Parabólica.MX escribe Fernando Maldonado
Los periodistas Belén Castellanos y Antonio Pineda fueron víctimas de una creatura de un sistema descompuesto que desde el poder considera su existencia como un mal necesario para remediar males mayores, como el caso del tristemente conocido “El Fede”, Federico López Flores, líder de la agrupación Fuerza 2000.
Castellanos y Pineda cubrían una asignación encomendada en la mesa de redacción de ImagenTV en Puebla para documentar lo que sucede a la luz del día, ante los ojos miopes de la autoridad y el consentimiento del poder público, como ha sucedido desde la época en que PAN y PRI fueron gobierno en la capital.
La vía pública tiene dueño en la capital. Quien decide o se ve en la necesidad de estacionar el vehículo bajo cualquier circunstancia debe pagar, a la empresa a la que se le entregó en concesión la calle a través de los estacionómetros o a los franeleros al servicio de “El Fede”, un personaje que construyó su figura desde las cañerías de la ciudad.
Fueron agredidos, especialmente el camarógrafo Antonio Pineda, porque en este país no hace falta pertenecer a la “gran prensa”, ser líder de opinión o dar cobertura a la batalla contra la delincuencia que opera en entidades especialmente lastimadas por grandes capos.
Sin desmerecer el atraco que vivió el editor del sitio e-consulta, Raúl Lazcano que también fue agredido por un grupo de asaltantes, que también se debe condenar porque sugiere que la reducción de delitos en los gobiernos de la 4T es mera retórica, el de los periodistas de ImagenTV refleja con precisión la indefensión de los trabajadores de los medios frente a factores de poder con cotos claramente identificados y consentidos por los gobiernos en turno.
A título personal, por años fui compañero de coberturas múltiples de Antonio Pineda, apreciado por quienes hacen periodismo en el territorio conocido como “Chicapis”. Ya en las serranías de Puebla, en la costa veracruzana, la Ciudad se México, el camarógrafo se ha mantenido firmeza indeclinable en la profesión que abrazó desde muy joven allá en su tierra, en el vecino estado de Tlaxcala.

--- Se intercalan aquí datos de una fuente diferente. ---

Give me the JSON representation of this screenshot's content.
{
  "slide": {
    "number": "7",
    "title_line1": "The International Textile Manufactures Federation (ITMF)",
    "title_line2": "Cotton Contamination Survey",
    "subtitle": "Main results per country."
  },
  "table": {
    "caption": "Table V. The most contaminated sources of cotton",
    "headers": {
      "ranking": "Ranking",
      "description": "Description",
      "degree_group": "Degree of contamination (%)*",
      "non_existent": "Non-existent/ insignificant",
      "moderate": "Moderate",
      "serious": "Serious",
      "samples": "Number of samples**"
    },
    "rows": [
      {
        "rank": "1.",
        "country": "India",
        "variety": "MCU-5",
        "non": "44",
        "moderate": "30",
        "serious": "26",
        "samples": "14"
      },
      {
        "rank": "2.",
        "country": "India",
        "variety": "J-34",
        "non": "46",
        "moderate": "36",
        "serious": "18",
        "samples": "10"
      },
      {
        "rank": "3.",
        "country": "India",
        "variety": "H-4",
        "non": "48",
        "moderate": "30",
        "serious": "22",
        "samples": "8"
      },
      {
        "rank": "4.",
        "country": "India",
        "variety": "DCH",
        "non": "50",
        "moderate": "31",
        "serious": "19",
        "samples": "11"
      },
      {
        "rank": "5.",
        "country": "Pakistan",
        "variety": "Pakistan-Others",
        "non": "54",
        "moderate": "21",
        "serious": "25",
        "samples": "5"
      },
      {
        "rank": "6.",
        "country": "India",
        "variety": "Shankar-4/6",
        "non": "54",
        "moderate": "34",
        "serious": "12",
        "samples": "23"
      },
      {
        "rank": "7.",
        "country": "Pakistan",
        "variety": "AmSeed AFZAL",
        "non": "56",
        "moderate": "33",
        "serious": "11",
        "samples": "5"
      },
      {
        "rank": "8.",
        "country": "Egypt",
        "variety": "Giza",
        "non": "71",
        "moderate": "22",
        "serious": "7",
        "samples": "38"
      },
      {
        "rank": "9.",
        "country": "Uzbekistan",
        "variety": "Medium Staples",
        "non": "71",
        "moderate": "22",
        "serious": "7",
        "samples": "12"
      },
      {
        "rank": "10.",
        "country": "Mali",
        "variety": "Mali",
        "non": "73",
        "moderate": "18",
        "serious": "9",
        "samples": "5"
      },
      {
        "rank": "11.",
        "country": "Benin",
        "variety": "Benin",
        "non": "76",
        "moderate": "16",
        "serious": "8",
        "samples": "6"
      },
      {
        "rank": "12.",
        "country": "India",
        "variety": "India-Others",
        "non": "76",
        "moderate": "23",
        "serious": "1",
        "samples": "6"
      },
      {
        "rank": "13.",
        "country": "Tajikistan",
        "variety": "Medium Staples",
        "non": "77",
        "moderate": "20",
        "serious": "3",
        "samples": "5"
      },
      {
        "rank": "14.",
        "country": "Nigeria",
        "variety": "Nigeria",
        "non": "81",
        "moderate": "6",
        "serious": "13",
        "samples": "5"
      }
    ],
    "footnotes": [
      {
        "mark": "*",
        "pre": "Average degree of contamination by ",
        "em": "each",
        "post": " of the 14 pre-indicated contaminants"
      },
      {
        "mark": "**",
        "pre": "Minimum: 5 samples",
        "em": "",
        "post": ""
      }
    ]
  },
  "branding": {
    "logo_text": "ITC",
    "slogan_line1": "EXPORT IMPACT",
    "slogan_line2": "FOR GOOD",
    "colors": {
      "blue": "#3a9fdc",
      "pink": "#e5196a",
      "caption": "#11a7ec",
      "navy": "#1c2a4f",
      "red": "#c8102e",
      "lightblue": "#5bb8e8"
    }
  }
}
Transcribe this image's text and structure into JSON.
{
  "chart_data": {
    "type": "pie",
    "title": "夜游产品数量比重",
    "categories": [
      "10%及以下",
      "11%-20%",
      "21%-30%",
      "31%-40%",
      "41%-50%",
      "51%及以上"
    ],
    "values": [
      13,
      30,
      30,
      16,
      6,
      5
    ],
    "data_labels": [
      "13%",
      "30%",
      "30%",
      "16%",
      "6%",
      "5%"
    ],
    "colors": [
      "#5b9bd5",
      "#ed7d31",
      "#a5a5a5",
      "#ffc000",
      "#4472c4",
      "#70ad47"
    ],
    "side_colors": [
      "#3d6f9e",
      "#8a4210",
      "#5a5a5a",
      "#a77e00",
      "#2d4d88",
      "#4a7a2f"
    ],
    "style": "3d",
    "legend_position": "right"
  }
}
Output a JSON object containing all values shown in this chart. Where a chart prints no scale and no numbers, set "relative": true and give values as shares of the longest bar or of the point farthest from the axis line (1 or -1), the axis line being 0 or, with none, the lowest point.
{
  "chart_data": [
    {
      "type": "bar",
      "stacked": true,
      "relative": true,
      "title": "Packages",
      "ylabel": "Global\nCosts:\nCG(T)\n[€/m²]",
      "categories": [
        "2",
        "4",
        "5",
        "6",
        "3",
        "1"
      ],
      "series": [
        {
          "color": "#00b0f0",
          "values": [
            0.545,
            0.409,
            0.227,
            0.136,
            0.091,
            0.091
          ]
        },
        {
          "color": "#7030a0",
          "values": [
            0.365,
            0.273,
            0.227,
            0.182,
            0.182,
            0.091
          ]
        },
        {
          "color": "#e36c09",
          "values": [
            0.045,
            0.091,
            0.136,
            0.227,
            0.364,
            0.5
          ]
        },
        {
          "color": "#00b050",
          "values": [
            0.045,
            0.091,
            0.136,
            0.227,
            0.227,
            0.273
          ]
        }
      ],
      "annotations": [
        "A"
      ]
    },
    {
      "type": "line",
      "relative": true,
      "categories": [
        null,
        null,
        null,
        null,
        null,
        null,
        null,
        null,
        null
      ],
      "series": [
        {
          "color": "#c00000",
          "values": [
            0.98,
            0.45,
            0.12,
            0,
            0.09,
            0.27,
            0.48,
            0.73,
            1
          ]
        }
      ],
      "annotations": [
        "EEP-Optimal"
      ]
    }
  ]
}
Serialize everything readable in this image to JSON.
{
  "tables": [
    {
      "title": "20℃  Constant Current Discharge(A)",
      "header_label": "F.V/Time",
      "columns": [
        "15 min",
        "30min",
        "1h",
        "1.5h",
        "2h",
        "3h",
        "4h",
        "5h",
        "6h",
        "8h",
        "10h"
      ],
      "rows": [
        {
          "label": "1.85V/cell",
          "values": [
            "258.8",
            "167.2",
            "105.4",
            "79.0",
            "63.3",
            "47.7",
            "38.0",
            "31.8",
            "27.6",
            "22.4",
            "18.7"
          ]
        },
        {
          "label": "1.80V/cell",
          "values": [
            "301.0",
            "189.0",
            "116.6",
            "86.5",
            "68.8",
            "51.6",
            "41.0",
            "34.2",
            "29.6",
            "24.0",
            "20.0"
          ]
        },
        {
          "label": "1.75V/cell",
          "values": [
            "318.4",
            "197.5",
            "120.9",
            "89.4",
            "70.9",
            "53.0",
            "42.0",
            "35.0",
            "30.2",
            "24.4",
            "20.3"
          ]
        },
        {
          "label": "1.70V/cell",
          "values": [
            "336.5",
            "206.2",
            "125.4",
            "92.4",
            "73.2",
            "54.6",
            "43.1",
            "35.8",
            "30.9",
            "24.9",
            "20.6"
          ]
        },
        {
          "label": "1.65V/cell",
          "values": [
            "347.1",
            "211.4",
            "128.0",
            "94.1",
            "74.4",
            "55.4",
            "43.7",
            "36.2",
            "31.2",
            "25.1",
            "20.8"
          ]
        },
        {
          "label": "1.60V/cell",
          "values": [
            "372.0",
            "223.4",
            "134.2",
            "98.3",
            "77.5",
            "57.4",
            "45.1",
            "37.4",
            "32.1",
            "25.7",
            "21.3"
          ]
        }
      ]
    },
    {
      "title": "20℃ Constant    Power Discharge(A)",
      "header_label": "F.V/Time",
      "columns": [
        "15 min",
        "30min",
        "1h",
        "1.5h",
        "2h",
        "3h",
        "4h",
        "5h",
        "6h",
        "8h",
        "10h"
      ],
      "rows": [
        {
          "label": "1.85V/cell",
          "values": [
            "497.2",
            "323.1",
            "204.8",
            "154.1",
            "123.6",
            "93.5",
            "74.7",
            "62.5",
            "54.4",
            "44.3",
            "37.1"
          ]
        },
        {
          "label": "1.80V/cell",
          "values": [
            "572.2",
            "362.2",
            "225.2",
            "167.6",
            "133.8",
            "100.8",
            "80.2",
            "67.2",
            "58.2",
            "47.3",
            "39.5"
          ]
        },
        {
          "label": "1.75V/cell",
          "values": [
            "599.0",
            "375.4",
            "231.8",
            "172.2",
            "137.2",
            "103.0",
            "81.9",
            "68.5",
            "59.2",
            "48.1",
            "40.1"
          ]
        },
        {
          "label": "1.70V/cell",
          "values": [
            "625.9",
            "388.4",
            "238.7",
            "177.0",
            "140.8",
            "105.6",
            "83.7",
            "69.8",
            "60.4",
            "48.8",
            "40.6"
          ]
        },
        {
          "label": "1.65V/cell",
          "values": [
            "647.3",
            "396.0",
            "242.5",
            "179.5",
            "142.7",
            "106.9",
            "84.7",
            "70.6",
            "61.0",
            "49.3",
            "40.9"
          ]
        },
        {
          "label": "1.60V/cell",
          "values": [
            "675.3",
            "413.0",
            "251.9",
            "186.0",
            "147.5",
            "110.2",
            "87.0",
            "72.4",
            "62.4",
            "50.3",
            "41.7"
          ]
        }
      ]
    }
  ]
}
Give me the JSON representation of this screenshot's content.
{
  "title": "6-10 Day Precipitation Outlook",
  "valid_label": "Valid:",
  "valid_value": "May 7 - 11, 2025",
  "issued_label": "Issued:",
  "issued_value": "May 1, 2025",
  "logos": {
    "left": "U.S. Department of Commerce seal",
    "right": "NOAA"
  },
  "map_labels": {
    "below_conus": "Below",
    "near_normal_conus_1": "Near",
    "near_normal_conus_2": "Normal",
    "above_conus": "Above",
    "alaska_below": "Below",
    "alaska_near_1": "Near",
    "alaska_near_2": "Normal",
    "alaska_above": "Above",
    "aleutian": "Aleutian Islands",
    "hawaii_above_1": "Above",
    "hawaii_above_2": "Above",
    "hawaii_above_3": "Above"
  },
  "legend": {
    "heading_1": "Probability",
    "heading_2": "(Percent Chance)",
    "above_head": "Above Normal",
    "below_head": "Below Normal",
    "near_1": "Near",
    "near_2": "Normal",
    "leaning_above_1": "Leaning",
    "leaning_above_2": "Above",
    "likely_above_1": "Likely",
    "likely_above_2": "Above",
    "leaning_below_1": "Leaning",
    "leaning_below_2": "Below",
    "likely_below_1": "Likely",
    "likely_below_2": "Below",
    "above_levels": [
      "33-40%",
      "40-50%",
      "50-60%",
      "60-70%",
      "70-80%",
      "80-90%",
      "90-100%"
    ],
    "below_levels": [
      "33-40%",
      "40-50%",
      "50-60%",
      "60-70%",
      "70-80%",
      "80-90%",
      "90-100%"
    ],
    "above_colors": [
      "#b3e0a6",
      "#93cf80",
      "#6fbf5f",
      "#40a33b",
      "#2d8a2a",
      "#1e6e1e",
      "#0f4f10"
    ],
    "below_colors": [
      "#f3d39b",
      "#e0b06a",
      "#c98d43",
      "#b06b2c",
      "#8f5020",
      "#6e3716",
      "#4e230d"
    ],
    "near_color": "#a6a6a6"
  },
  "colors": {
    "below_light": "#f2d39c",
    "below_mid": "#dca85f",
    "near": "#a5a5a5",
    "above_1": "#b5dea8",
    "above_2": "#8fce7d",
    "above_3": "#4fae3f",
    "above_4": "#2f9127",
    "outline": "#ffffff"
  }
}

No ha sido de los trabajadores de los medios que suela exhibir asomo de soberbia ni prepotencia, como algunos otros colegas en algún momento sí lo han demostrado, sino al contrario. Ha sido un profesional de la lente solidario, creativo y sobrio para dar resultados satisfactorios para la televisión poblana en cientos de encomiendas.
De la modesta presencia de Pineda han conocido los últimos gobernadores, desde Melquiades Morales hasta quién despecha en hoy en día en el cuatro piso del Centro Integral de Servicios y de los ediles de la zona metropolitana y la capital, casi todos lo ubican con claridad.
La identificación plena de los agresores callejeros y su captura, a quienes también habrá que imputar el delito de robo y daños por el equipo dañado y luego localizado, tendría que ser una prioridad para los Gobierno de la capital y del Estado en momentos en que se ha pretendido alimentar la idea de que en Puebla la libertad de informar y opinar tiene dificultades.
Permitir desde el poder que “El Fede” y sus pandilleros operen con la tranquilidad con la que se han desenvuelto en los gobiernos del pasado sería una pésima señal, sobre todo por la amenaza potencial de una mafia dispuesta a todo para conservar el coto del que se hicieron a la mala.
Proveer de medidas cautelares a Castellanos y Pineda por la amenaza latente tras haber exhibido la prepotencia gansteril de los dueños de las calles en la capital de debiera ser valorada como una acción inmediata.